The Buddha shares a simile of a wooly goat entering a thicket of thorns to explain how acquisitions, respect, and popularity are harsh, bitter, and severe, obstructing the attainment of the unsurpassed safety from bondage.

Dīghalomika sutta - The Wooly Goat

At Sāvatthi.

"Bhikkhus, acquisitions, respect, and popularity are harsh, bitter, and severe; they obstruct the attainment of the unsurpassed safety from bondage.

Suppose, bhikkhus, a wooly goat would enter a thicket of thorns. She would get caught here and there, entangled here and there, trapped here and there, and would come to meet misfortune and disaster.

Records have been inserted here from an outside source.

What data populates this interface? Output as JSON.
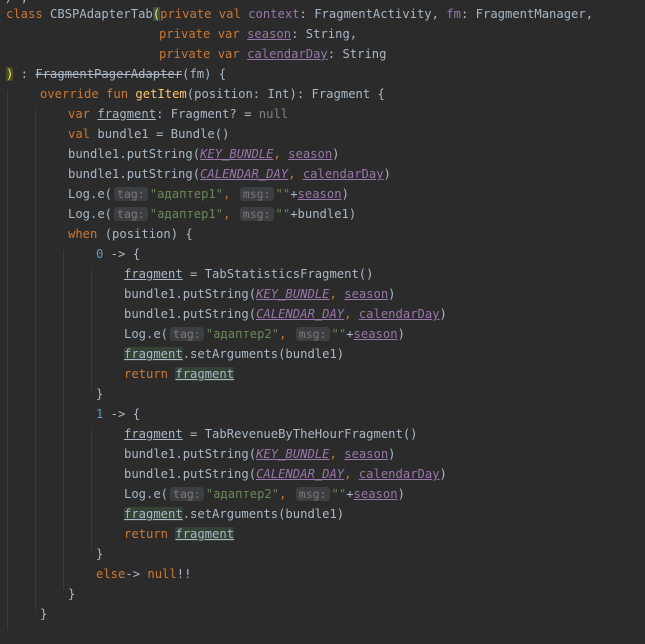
{
  "top_fragment": "/ ,",
  "lines": [
    {
      "indent": 0,
      "tokens": [
        {
          "t": "kw",
          "v": "class "
        },
        {
          "t": "txt",
          "v": "CBSPAdapterTab"
        },
        {
          "t": "paren-hl",
          "v": "("
        },
        {
          "t": "kw",
          "v": "private val "
        },
        {
          "t": "prop",
          "v": "context"
        },
        {
          "t": "txt",
          "v": ": FragmentActivity, "
        },
        {
          "t": "prop",
          "v": "fm"
        },
        {
          "t": "txt",
          "v": ": FragmentManager,"
        }
      ]
    },
    {
      "indent": 153,
      "tokens": [
        {
          "t": "kw",
          "v": "private var "
        },
        {
          "t": "propu",
          "v": "season"
        },
        {
          "t": "txt",
          "v": ": String,"
        }
      ]
    },
    {
      "indent": 153,
      "tokens": [
        {
          "t": "kw",
          "v": "private var "
        },
        {
          "t": "propu",
          "v": "calendarDay"
        },
        {
          "t": "txt",
          "v": ": String"
        }
      ]
    },
    {
      "indent": 0,
      "tokens": [
        {
          "t": "paren-y",
          "v": ")"
        },
        {
          "t": "txt",
          "v": " : "
        },
        {
          "t": "strike",
          "v": "FragmentPagerAdapter"
        },
        {
          "t": "txt",
          "v": "(fm) {"
        }
      ]
    },
    {
      "indent": 34,
      "tokens": [
        {
          "t": "kw",
          "v": "override fun "
        },
        {
          "t": "fn",
          "v": "getItem"
        },
        {
          "t": "txt",
          "v": "(position: Int): Fragment {"
        }
      ]
    },
    {
      "indent": 62,
      "tokens": [
        {
          "t": "kw",
          "v": "var "
        },
        {
          "t": "varu",
          "v": "fragment"
        },
        {
          "t": "txt",
          "v": ": Fragment? = "
        },
        {
          "t": "gnull",
          "v": "null"
        }
      ]
    },
    {
      "indent": 62,
      "tokens": [
        {
          "t": "kw",
          "v": "val "
        },
        {
          "t": "txt",
          "v": "bundle1 = Bundle()"
        }
      ]
    },
    {
      "indent": 62,
      "tokens": [
        {
          "t": "txt",
          "v": "bundle1.putString("
        },
        {
          "t": "pconst",
          "v": "KEY_BUNDLE"
        },
        {
          "t": "kw",
          "v": ", "
        },
        {
          "t": "propu",
          "v": "season"
        },
        {
          "t": "txt",
          "v": ")"
        }
      ]
    },
    {
      "indent": 62,
      "tokens": [
        {
          "t": "txt",
          "v": "bundle1.putString("
        },
        {
          "t": "pconst",
          "v": "CALENDAR_DAY"
        },
        {
          "t": "kw",
          "v": ", "
        },
        {
          "t": "propu",
          "v": "calendarDay"
        },
        {
          "t": "txt",
          "v": ")"
        }
      ]
    },
    {
      "indent": 62,
      "tokens": [
        {
          "t": "txt",
          "v": "Log.e("
        },
        {
          "t": "hint",
          "v": "tag:"
        },
        {
          "t": "str",
          "v": "\"адаптер1\""
        },
        {
          "t": "kw",
          "v": ", "
        },
        {
          "t": "hint",
          "v": "msg:"
        },
        {
          "t": "str",
          "v": "\"\""
        },
        {
          "t": "txt",
          "v": "+"
        },
        {
          "t": "propu",
          "v": "season"
        },
        {
          "t": "txt",
          "v": ")"
        }
      ]
    },
    {
      "indent": 62,
      "tokens": [
        {
          "t": "txt",
          "v": "Log.e("
        },
        {
          "t": "hint",
          "v": "tag:"
        },
        {
          "t": "str",
          "v": "\"адаптер1\""
        },
        {
          "t": "kw",
          "v": ", "
        },
        {
          "t": "hint",
          "v": "msg:"
        },
        {
          "t": "str",
          "v": "\"\""
        },
        {
          "t": "txt",
          "v": "+bundle1)"
        }
      ]
    },
    {
      "indent": 62,
      "tokens": [
        {
          "t": "kw",
          "v": "when "
        },
        {
          "t": "txt",
          "v": "(position) {"
        }
      ]
    },
    {
      "indent": 90,
      "tokens": [
        {
          "t": "num",
          "v": "0"
        },
        {
          "t": "txt",
          "v": " -> {"
        }
      ]
    },
    {
      "indent": 118,
      "tokens": [
        {
          "t": "varu",
          "v": "fragment"
        },
        {
          "t": "txt",
          "v": " = TabStatisticsFragment()"
        }
      ]
    },
    {
      "indent": 118,
      "tokens": [
        {
          "t": "txt",
          "v": "bundle1.putString("
        },
        {
          "t": "pconst",
          "v": "KEY_BUNDLE"
        },
        {
          "t": "kw",
          "v": ", "
        },
        {
          "t": "propu",
          "v": "season"
        },
        {
          "t": "txt",
          "v": ")"
        }
      ]
    },
    {
      "indent": 118,
      "tokens": [
        {
          "t": "txt",
          "v": "bundle1.putString("
        },
        {
          "t": "pconst",
          "v": "CALENDAR_DAY"
        },
        {
          "t": "kw",
          "v": ", "
        },
        {
          "t": "propu",
          "v": "calendarDay"
        },
        {
          "t": "txt",
          "v": ")"
        }
      ]
    },
    {
      "indent": 118,
      "tokens": [
        {
          "t": "txt",
          "v": "Log.e("
        },
        {
          "t": "hint",
          "v": "tag:"
        },
        {
          "t": "str",
          "v": "\"адаптер2\""
        },
        {
          "t": "kw",
          "v": ", "
        },
        {
          "t": "hint",
          "v": "msg:"
        },
        {
          "t": "str",
          "v": "\"\""
        },
        {
          "t": "txt",
          "v": "+"
        },
        {
          "t": "propu",
          "v": "season"
        },
        {
          "t": "txt",
          "v": ")"
        }
      ]
    },
    {
      "indent": 118,
      "tokens": [
        {
          "t": "smartcast",
          "v": "fragment"
        },
        {
          "t": "txt",
          "v": ".setArguments(bundle1)"
        }
      ]
    },
    {
      "indent": 118,
      "tokens": [
        {
          "t": "kw",
          "v": "return "
        },
        {
          "t": "smartcast",
          "v": "fragment"
        }
      ]
    },
    {
      "indent": 90,
      "tokens": [
        {
          "t": "txt",
          "v": "}"
        }
      ]
    },
    {
      "indent": 90,
      "tokens": [
        {
          "t": "num",
          "v": "1"
        },
        {
          "t": "txt",
          "v": " -> {"
        }
      ]
    },
    {
      "indent": 118,
      "tokens": [
        {
          "t": "varu",
          "v": "fragment"
        },
        {
          "t": "txt",
          "v": " = TabRevenueByTheHourFragment()"
        }
      ]
    },
    {
      "indent": 118,
      "tokens": [
        {
          "t": "txt",
          "v": "bundle1.putString("
        },
        {
          "t": "pconst",
          "v": "KEY_BUNDLE"
        },
        {
          "t": "kw",
          "v": ", "
        },
        {
          "t": "propu",
          "v": "season"
        },
        {
          "t": "txt",
          "v": ")"
        }
      ]
    },
    {
      "indent": 118,
      "tokens": [
        {
          "t": "txt",
          "v": "bundle1.putString("
        },
        {
          "t": "pconst",
          "v": "CALENDAR_DAY"
        },
        {
          "t": "kw",
          "v": ", "
        },
        {
          "t": "propu",
          "v": "calendarDay"
        },
        {
          "t": "txt",
          "v": ")"
        }
      ]
    },
    {
      "indent": 118,
      "tokens": [
        {
          "t": "txt",
          "v": "Log.e("
        },
        {
          "t": "hint",
          "v": "tag:"
        },
        {
          "t": "str",
          "v": "\"адаптер2\""
        },
        {
          "t": "kw",
          "v": ", "
        },
        {
          "t": "hint",
          "v": "msg:"
        },
        {
          "t": "str",
          "v": "\"\""
        },
        {
          "t": "txt",
          "v": "+"
        },
        {
          "t": "propu",
          "v": "season"
        },
        {
          "t": "txt",
          "v": ")"
        }
      ]
    },
    {
      "indent": 118,
      "tokens": [
        {
          "t": "smartcast",
          "v": "fragment"
        },
        {
          "t": "txt",
          "v": ".setArguments(bundle1)"
        }
      ]
    },
    {
      "indent": 118,
      "tokens": [
        {
          "t": "kw",
          "v": "return "
        },
        {
          "t": "smartcast",
          "v": "fragment"
        }
      ]
    },
    {
      "indent": 90,
      "tokens": [
        {
          "t": "txt",
          "v": "}"
        }
      ]
    },
    {
      "indent": 90,
      "tokens": [
        {
          "t": "kw",
          "v": "else"
        },
        {
          "t": "txt",
          "v": "-> "
        },
        {
          "t": "kw",
          "v": "null"
        },
        {
          "t": "txt",
          "v": "!!"
        }
      ]
    },
    {
      "indent": 62,
      "tokens": [
        {
          "t": "txt",
          "v": "}"
        }
      ]
    },
    {
      "indent": 34,
      "tokens": [
        {
          "t": "txt",
          "v": "}"
        }
      ]
    }
  ],
  "colors": {
    "background": "#2b2b2b",
    "keyword": "#cc7832",
    "property": "#9876aa",
    "string": "#6a8759",
    "number": "#6897bb",
    "function": "#ffc66d",
    "text": "#a9b7c6"
  }
}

So too, bhikkhus, when a certain bhikkhu, overwhelmed by acquisitions, respect, and popularity, with his mind consumed by them, dresses in the morning, takes his bowl and robes, and enters a village or town for alms, he becomes attached here and there, caught here and there, trapped here and there, and meets with misfortune and disaster.

Thus, bhikkhus, acquisitions, respect, and popularity are harsh, bitter, and severe; they obstruct the attainment of the unsurpassed safety from bondage.

Therefore, bhikkhus, you should train yourselves thus: 'We will abandon the arisen acquisitions, respect and popularity, and we will not let the arisen acquisitions, respect, and popularity continue to occupy our minds.' Thus, bhikkhus, you should train yourselves."